Surgery
B.A. Vassar College
M.A. Columbia University
M.D. Albert Einstein College of Medicine
Barbara Barlow became known as the crying doctor when she began operating
on children in 1975. "It is so pathetic to see an injured or a dying child or
a permanently disabled child and it really made me cry," she said.
As Harlem Hospital Center’s first full-time pediatric surgeon, she
discovered that children in Northern Manhattan were hurt, crippled or killed in
preventable injuries at twice the national and city rate. Dr. Barlow always
remembers one five-year-old boy rushed to the emergency room in the arms of his
frantic mother. With their apartment door open for air while she cooked dinner
one summer evening, her son wandered into the hallway and tumbled out a fifth
floor window. Surgery couldn’t save him.
Dr. Barlow noticed many other buildings without window guards and
playgrounds so filled with rats and broken swings that children were playing in the
streets where cars hit them.
This daughter of bucolic Lancaster, Pennsylvania got angry and then busy.
On her own time, she began collecting injury data and mobilizing parents and
community leaders.
So far, she’s helped build 55 new playgrounds in Upper Manhattan and started
a host of prevention programs that inspired the nation-wide Injury Free
Coalition for Kids, supported by the Robert Wood Johnson Foundation. Run by Dr.
Barlow, the coalition is active in 40 pediatric trauma centers nationwide. Their
website is www.injuryfree.org.
At Harlem Hospital Center, where Dr. Barlow has been director of surgery
since 1999, "we almost never see a window fall anymore." Since her efforts,
the area’s major injury rate among juveniles has dropped from 1,275 to 524 per
100,000 children.
She’s funded her injury-prevention programs with near- constant grant-writing
that has brought in more than $29 million so far.
Women surgeons were rare when Dr. Barlow, 66, entered medicine. Her
engineer father, who died when she was 16, encouraged her to become a physician,
his own dream deferred by World War I. On scholarships, she earned a bachelor’s
degree at Vassar College, and a master’s degree in psychology at Columbia
University. She went on to get her MD at the Albert Einstein College of Medicine.

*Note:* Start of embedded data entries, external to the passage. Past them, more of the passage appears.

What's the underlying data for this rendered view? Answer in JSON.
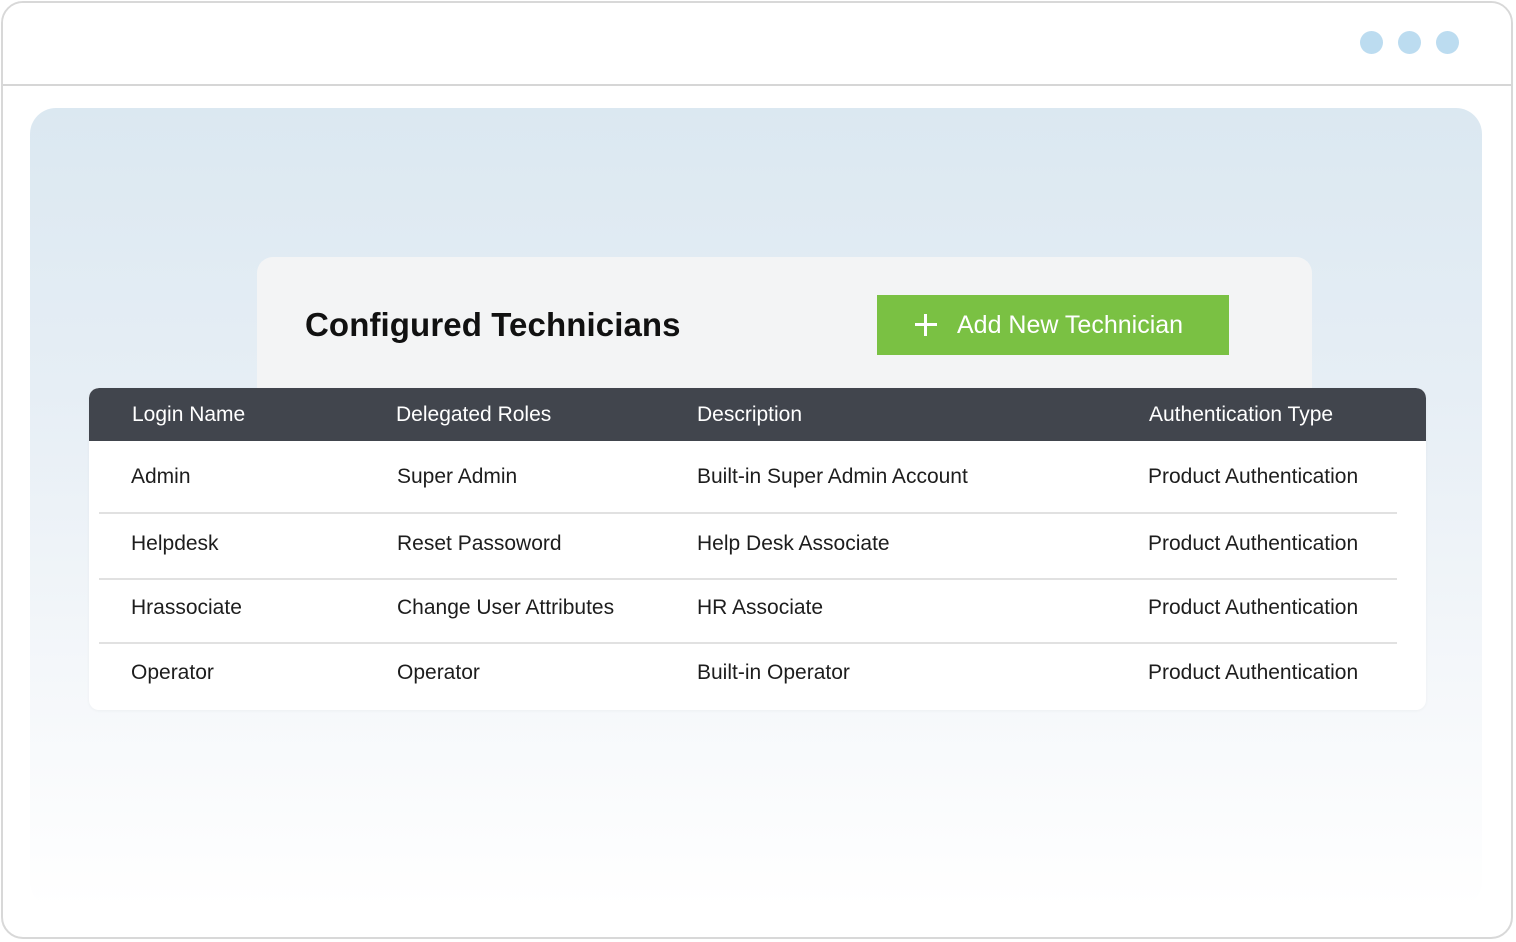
{
  "window": {
    "controls": [
      "dot-1",
      "dot-2",
      "dot-3"
    ],
    "control_color": "#bcdcf0"
  },
  "page": {
    "title": "Configured Technicians",
    "add_button_label": "Add New Technician",
    "add_button_icon": "plus-icon",
    "accent_color": "#7ac143",
    "header_color": "#41454d"
  },
  "table": {
    "columns": [
      "Login Name",
      "Delegated Roles",
      "Description",
      "Authentication Type"
    ],
    "rows": [
      [
        "Admin",
        "Super Admin",
        "Built-in Super Admin Account",
        "Product Authentication"
      ],
      [
        "Helpdesk",
        "Reset Passoword",
        "Help Desk Associate",
        "Product Authentication"
      ],
      [
        "Hrassociate",
        "Change User Attributes",
        "HR Associate",
        "Product Authentication"
      ],
      [
        "Operator",
        "Operator",
        "Built-in Operator",
        "Product Authentication"
      ]
    ]
  }
}
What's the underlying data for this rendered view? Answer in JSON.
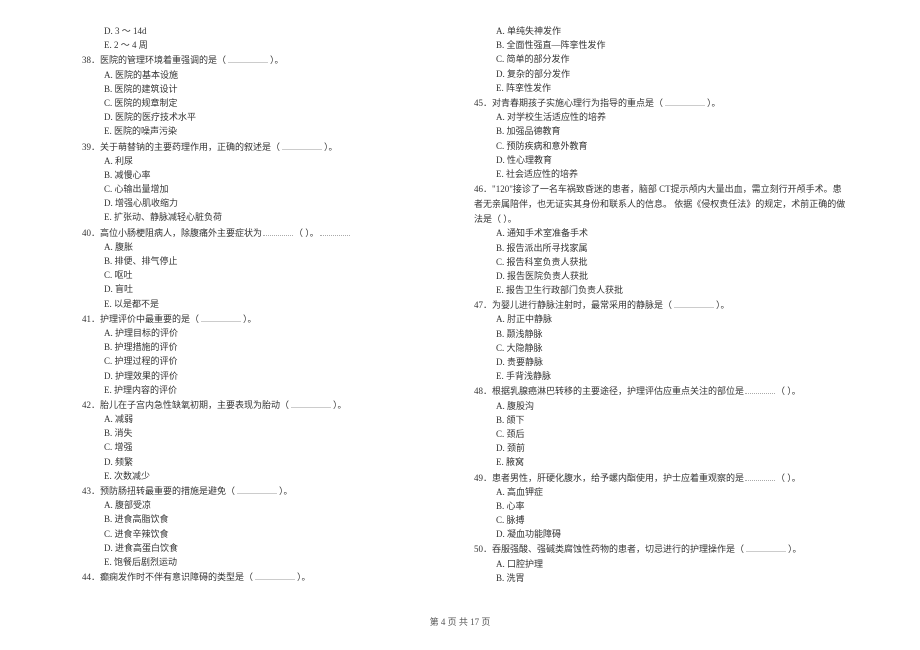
{
  "left_column": {
    "pre_options": [
      "D. 3 ～ 14d",
      "E. 2 ～ 4 周"
    ],
    "questions": [
      {
        "num": "38．",
        "stem_pre": "医院的管理环境着重强调的是（",
        "stem_post": "）。",
        "options": [
          "A. 医院的基本设施",
          "B. 医院的建筑设计",
          "C. 医院的规章制定",
          "D. 医院的医疗技术水平",
          "E. 医院的噪声污染"
        ]
      },
      {
        "num": "39．",
        "stem_pre": "关于萌替钠的主要药理作用，正确的叙述是（",
        "stem_post": "）。",
        "options": [
          "A. 利尿",
          "B. 减慢心率",
          "C. 心输出量增加",
          "D. 增强心肌收缩力",
          "E. 扩张动、静脉减轻心脏负荷"
        ]
      },
      {
        "num": "40．",
        "stem_pre": "高位小肠梗阻病人，除腹痛外主要症状为",
        "stem_post": "（       ）。",
        "options": [
          "A. 腹胀",
          "B. 排便、排气停止",
          "C. 呕吐",
          "D. 盲吐",
          "E. 以是都不是"
        ]
      },
      {
        "num": "41．",
        "stem_pre": "护理评价中最重要的是（",
        "stem_post": "）。",
        "options": [
          "A.  护理目标的评价",
          "B.  护理措施的评价",
          "C.  护理过程的评价",
          "D.  护理效果的评价",
          "E.  护理内容的评价"
        ]
      },
      {
        "num": "42．",
        "stem_pre": "胎儿在子宫内急性缺氧初期，主要表现为胎动（",
        "stem_post": "）。",
        "options": [
          "A. 减弱",
          "B. 消失",
          "C. 增强",
          "D. 频繁",
          "E. 次数减少"
        ]
      },
      {
        "num": "43．",
        "stem_pre": "预防肠扭转最重要的措施是避免（",
        "stem_post": "）。",
        "options": [
          "A. 腹部受凉",
          "B. 进食高脂饮食",
          "C. 进食辛辣饮食",
          "D. 进食高蛋白饮食",
          "E. 饱餐后剧烈运动"
        ]
      },
      {
        "num": "44．",
        "stem_pre": "癫痫发作时不伴有意识障碍的类型是（",
        "stem_post": "）。",
        "options": []
      }
    ]
  },
  "right_column": {
    "pre_options": [
      "A. 单纯失神发作",
      "B. 全面性强直—阵挛性发作",
      "C. 简单的部分发作",
      "D. 复杂的部分发作",
      "E. 阵挛性发作"
    ],
    "questions": [
      {
        "num": "45．",
        "stem_pre": "对青春期孩子实施心理行为指导的重点是（",
        "stem_post": "）。",
        "options": [
          "A.  对学校生活适应性的培养",
          "B.  加强品德教育",
          "C.  预防疾病和意外教育",
          "D.  性心理教育",
          "E.  社会适应性的培养"
        ]
      },
      {
        "num": "46．",
        "stem_multiline": [
          "\"120\"接诊了一名车祸致昏迷的患者，脑部      CT提示颅内大量出血，需立刻行开颅手术。患",
          "者无亲属陪伴，也无证实其身份和联系人的信息。 依据《侵权责任法》的规定，术前正确的做",
          "法是（         ）。"
        ],
        "options": [
          "A.  通知手术室准备手术",
          "B.  报告派出所寻找家属",
          "C.  报告科室负责人获批",
          "D.  报告医院负责人获批",
          "E.  报告卫生行政部门负责人获批"
        ]
      },
      {
        "num": "47．",
        "stem_pre": "为婴儿进行静脉注射时，最常采用的静脉是（",
        "stem_post": "）。",
        "options": [
          "A.  肘正中静脉",
          "B.  颞浅静脉",
          "C.  大隐静脉",
          "D.  贵要静脉",
          "E.  手背浅静脉"
        ]
      },
      {
        "num": "48．",
        "stem_pre": "根据乳腺癌淋巴转移的主要途径，护理评估应重点关注的部位是",
        "stem_post": "（         ）。",
        "options": [
          "A. 腹股沟",
          "B. 颌下",
          "C. 颈后",
          "D. 颈前",
          "E. 腋窝"
        ]
      },
      {
        "num": "49．",
        "stem_pre": "患者男性，肝硬化腹水，给予螺内酯使用，护士应着重观察的是",
        "stem_post": "（         ）。",
        "options": [
          "A. 高血钾症",
          "B. 心率",
          "C. 脉搏",
          "D. 凝血功能障碍"
        ]
      },
      {
        "num": "50．",
        "stem_pre": "吞服强酸、强碱类腐蚀性药物的患者，切忌进行的护理操作是（",
        "stem_post": "）。",
        "options": [
          "A.  口腔护理",
          "B.  洗胃"
        ]
      }
    ]
  },
  "footer": {
    "prefix": "第 ",
    "page_num": "4",
    "mid": " 页 共 ",
    "total": "17",
    "suffix": " 页"
  }
}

A bee-keeper and gardener, she lives with her husband Andre Zmurek, a
retired oil company executive, in Tenafly, New Jersey.
Now a year past her promised retirement age, Dr. Barlow said "I’m still
here and I’m not going anywhere." She’s turned down job offers through the
years to stay with her "family" at Harlem Hospital Center. Problem-solving,
first as a surgeon now as a full-time administrator, remains a passion.
"I love it, it’s very satisfying," she said.